Old English sunne was feminine (as generally in Germanic), and the fem. pronoun was used in English until 16c.; since then masc. has prevailed. The empire on which the sun never sets (1630) originally was the Spanish, later the British. To have one's place in the sun (1680s) is from Pascal's "Pensées"; the German imperial foreign policy sense (1897) is from a speech by von Bülow.
Old English belt "belt; girdle; broad, flat strip or strap of material used to encircle the waist," from Proto-Germanic *baltjaz (source also of Old High German balz, Old Norse balti, Swedish bälte), an early Germanic borrowing from Latin balteus "girdle, sword belt," said by Varro to be an Etruscan word.

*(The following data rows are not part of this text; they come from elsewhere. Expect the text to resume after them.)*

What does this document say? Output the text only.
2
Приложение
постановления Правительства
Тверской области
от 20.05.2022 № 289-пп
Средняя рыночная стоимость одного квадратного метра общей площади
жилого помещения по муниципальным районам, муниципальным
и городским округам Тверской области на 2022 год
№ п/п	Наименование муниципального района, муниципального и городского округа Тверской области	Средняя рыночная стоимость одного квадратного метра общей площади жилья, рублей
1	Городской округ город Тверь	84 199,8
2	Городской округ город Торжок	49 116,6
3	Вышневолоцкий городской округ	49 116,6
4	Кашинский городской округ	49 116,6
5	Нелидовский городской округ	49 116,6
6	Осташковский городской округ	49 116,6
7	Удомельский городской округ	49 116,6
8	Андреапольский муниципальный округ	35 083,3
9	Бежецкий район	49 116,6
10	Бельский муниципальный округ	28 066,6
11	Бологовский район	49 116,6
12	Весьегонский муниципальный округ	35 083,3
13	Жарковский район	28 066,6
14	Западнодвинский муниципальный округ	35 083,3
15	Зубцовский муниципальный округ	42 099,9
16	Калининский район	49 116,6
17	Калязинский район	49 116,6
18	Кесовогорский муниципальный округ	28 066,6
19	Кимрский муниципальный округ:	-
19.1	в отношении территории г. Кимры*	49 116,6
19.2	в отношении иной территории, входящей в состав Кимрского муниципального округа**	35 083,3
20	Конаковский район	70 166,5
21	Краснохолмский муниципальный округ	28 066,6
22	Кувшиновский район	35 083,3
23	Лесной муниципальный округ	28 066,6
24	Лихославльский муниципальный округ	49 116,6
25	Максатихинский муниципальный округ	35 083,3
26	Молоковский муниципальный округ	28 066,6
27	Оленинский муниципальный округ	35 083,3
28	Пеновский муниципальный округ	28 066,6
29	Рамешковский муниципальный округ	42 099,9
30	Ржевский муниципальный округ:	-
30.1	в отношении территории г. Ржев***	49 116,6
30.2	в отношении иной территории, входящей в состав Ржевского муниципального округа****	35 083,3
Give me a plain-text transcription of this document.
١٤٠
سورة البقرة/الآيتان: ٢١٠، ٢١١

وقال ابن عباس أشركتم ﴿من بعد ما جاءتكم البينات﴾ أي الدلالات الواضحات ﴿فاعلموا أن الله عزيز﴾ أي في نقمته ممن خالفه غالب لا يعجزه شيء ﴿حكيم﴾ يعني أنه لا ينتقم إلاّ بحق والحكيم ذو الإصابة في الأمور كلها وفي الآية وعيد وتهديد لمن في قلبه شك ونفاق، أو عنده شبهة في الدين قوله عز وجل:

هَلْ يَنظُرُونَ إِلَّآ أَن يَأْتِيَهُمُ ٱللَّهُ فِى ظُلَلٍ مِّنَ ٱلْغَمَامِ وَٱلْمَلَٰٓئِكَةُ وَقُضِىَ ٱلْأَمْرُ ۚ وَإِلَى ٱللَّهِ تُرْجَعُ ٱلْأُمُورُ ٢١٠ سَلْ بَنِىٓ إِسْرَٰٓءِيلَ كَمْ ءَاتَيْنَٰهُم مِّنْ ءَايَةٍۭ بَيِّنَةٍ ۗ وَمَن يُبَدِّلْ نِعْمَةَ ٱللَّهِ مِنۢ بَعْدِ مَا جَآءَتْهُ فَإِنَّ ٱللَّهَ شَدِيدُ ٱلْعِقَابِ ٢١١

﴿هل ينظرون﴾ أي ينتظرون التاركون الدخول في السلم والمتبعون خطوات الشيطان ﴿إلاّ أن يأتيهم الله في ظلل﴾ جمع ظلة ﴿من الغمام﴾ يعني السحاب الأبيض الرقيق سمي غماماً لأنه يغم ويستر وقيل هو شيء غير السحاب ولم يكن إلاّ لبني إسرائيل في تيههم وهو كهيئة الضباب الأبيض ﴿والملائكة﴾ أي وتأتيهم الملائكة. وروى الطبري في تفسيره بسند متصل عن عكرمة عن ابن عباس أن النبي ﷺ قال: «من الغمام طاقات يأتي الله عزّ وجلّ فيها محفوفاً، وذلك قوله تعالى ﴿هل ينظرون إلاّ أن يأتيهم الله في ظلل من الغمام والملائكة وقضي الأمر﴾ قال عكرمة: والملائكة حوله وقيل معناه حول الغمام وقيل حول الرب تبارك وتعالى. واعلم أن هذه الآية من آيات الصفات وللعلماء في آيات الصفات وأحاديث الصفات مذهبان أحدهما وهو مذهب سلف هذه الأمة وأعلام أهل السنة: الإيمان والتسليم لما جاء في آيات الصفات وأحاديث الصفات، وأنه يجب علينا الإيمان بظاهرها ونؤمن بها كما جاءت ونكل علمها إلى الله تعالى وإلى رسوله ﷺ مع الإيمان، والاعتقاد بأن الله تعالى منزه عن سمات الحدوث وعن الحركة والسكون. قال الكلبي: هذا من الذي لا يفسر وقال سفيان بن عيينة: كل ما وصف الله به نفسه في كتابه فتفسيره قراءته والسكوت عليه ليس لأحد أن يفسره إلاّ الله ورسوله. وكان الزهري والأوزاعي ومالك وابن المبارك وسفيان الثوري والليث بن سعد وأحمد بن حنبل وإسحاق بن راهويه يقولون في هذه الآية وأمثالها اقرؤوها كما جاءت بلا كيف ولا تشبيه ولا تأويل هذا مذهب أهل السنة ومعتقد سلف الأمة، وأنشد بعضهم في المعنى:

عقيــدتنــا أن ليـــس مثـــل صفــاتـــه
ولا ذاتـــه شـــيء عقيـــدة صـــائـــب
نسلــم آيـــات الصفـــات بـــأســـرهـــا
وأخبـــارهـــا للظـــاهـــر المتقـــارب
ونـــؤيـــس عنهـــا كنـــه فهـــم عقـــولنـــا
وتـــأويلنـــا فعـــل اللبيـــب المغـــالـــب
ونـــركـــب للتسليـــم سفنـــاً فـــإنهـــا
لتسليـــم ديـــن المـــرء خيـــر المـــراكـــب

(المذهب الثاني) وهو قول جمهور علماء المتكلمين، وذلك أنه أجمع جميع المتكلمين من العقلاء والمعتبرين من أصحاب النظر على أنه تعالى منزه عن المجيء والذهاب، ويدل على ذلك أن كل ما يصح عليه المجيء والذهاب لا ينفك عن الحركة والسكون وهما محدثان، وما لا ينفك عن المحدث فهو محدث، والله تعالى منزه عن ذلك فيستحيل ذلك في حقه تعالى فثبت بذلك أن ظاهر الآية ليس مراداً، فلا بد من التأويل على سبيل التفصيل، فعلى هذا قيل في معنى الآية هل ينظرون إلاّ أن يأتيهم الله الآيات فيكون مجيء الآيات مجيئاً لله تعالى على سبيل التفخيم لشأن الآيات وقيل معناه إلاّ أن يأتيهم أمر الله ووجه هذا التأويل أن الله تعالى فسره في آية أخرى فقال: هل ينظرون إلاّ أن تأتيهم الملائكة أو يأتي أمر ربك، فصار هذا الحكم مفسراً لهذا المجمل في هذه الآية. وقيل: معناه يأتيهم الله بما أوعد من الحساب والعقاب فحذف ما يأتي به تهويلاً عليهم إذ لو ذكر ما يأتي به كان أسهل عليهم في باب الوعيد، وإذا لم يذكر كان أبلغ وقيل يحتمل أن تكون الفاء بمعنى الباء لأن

Transferred sense of "broad stripe encircling something with its ends joined" is from 1660s; that of "broad strip or tract" of any sort, without notion of encircling (as in Bible belt is by 1808). As a mark of rank or distinction, mid-14c.; references to boxing championship belts date from 1812. Mechanical sense is from 1795. Below the belt "unfair" (1889) is from pugilism. To get something under (one's) belt was originally literal, to get it into one's stomach (1839), figurative use by 1931. To tighten (one's) belt "endure privation" is from 1887.